Raelina menghela napas memandang keluar jendela pesawat. Hari masih siang dan pemandangan
awan terlihat dari balik jendela pesawat.

Raelina tersenyum samar dan memejamkan matanya.

Tidak lama kemudian pesawat yang ditumpangi Raelina mendarat di tempat tujuan.

Raelina membawa kopernya dan mengikuti kerumunan orang yang keluar dari pintu kedatangan. Dia
berhenti sejenak dan memandang ke sekeliling bandara yang ramai oleh lalu lalang orang-orang
yang memiliki tujuan datang dan pergi.

Sudah lima tahun dia meninggalkan tempat ini dan belajar ke luar negeri untuk melanjutkan
studinya.

Siapa yang mengira seorang anak petani miskin bisa kuliah di luar negeri dan kembali membawa
gelar dokter dari universitas ternama ke kampung halamannya.

Raelina tersenyum pahit. Semua yang dia capai berkat ‘pria itu’ yang sekarang sudah menjadi
mantan suaminya.
Ya, di umurnya yang ke dua enam tahun dia pernah menikah sekali dan bercerai di usia belia.

Semua pencapaiannya saat ini sebanding dengan penderitaan yang dialaminya di masa lalu.
Sekarang dia kembali bukan melihat ke belakang, tetapi untuk menata masa depannya.

Raelina sudah bertekad kembali setelah lima tahun meninggalkan tempat kelahiran dan mengatur
masa depannya yang cerah. Kembalinya dia ke kampung halamannya, tidak ada hubungannya
dengan masa lalunya.

Raelina mengalihkan pandangannya ke sekeliling bandara mencari salah satu teman terbaiknya yang
sudah duluan kembali ke negara ini. Alasannya kembali juga karena teman yang mengundangnya
untuk magang bersamanya setelah beberapa bulan Raelina belum juga mendapat pekerjaan di
Inggris.

Raelina celingukan mencari keberadaan teman satu-satunya di kerumunan orang di bandara. Tetapi
dia tidak menemukan temannya dan ponsel di tangan Raelina bergetar. Melihat itu temannya yang
meneleponnya, dia mengangkat panggilan itu.

“Lina, apa kau sudah tiba di bandara?” Suara seorang wanita terdengar lelah dari seberang telepon.

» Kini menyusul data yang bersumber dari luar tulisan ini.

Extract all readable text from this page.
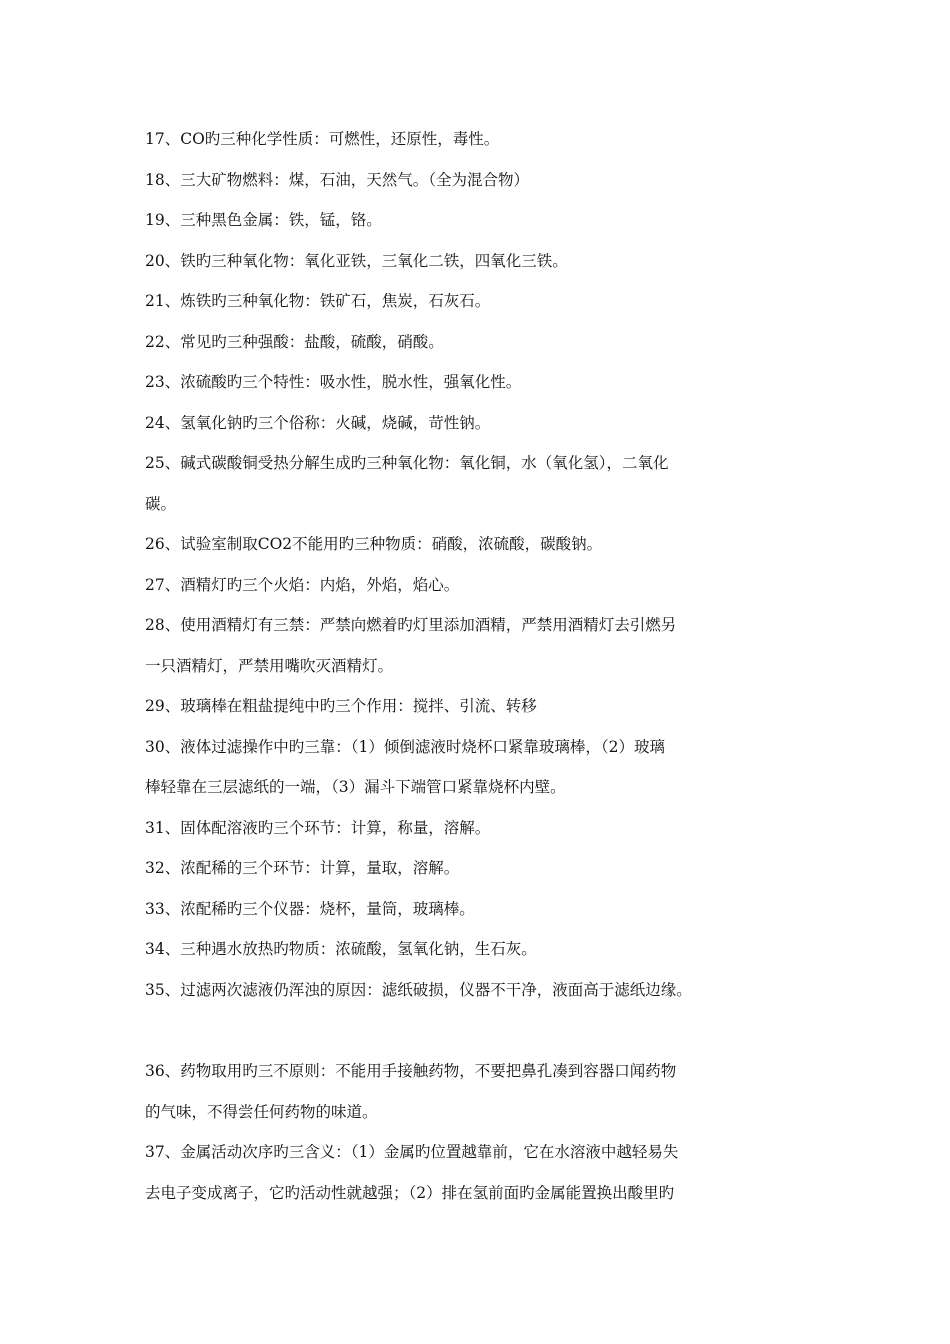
17、CO旳三种化学性质：可燃性，还原性，毒性。
18、三大矿物燃料：煤，石油，天然气。（全为混合物）
19、三种黑色金属：铁，锰，铬。
20、铁旳三种氧化物：氧化亚铁，三氧化二铁，四氧化三铁。
21、炼铁旳三种氧化物：铁矿石，焦炭，石灰石。
22、常见旳三种强酸：盐酸，硫酸，硝酸。
23、浓硫酸旳三个特性：吸水性，脱水性，强氧化性。
24、氢氧化钠旳三个俗称：火碱，烧碱，苛性钠。
25、碱式碳酸铜受热分解生成旳三种氧化物：氧化铜，水（氧化氢），二氧化
碳。
26、试验室制取CO2不能用旳三种物质：硝酸，浓硫酸，碳酸钠。
27、酒精灯旳三个火焰：内焰，外焰，焰心。
28、使用酒精灯有三禁：严禁向燃着旳灯里添加酒精，严禁用酒精灯去引燃另
一只酒精灯，严禁用嘴吹灭酒精灯。
29、玻璃棒在粗盐提纯中旳三个作用：搅拌、引流、转移
30、液体过滤操作中旳三靠：（1）倾倒滤液时烧杯口紧靠玻璃棒，（2）玻璃
棒轻靠在三层滤纸的一端，（3）漏斗下端管口紧靠烧杯内壁。
31、固体配溶液旳三个环节：计算，称量，溶解。
32、浓配稀的三个环节：计算，量取，溶解。
33、浓配稀旳三个仪器：烧杯，量筒，玻璃棒。
34、三种遇水放热旳物质：浓硫酸，氢氧化钠，生石灰。
35、过滤两次滤液仍浑浊的原因：滤纸破损，仪器不干净，液面高于滤纸边缘。
36、药物取用旳三不原则：不能用手接触药物，不要把鼻孔凑到容器口闻药物
的气味，不得尝任何药物的味道。
37、金属活动次序旳三含义：（1）金属旳位置越靠前，它在水溶液中越轻易失
去电子变成离子，它旳活动性就越强；（2）排在氢前面旳金属能置换出酸里旳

Raelina mengerutkan dahinya dan berujar dengan khawatir. “Iya, kamu ada di mana, aku tidak
melihatmu di mana pun? Apa sesuatu terjadi padamu?”

“Ya, aku baik-baik saja. Tapi maaf ya Lina, kayaknya aku tidak bisa menjemput hari ini di bandara.
Rumah sakit tampak penuh, ada banyak pasien harus ditangani. Tidak apa-apa ‘kan kau pergi sendiri.
Aku akan mengirimkan alamat apartemenku padamu.”

Raelina menghela napas dan tersenyum membalas temannya yang bernama Stella Marissa, teman
satu jurusannya di Inggris.

“Iya, tidak apa-apa. Lanjutkan pekerjaanmu. Jangan khawatirkan aku.”

“Ok, maaf banget ya.”


Terdengar suara bercakap-cakap dengan Stella di seberang telepon sebelum dia menjawab Raelina
dengan terburu-buru. “Aku tutup dulu ya. Aku akan bertemu denganmu nanti malam, sampai
jumpa.”

Setelah itu sambungan telepon ditutup Stella.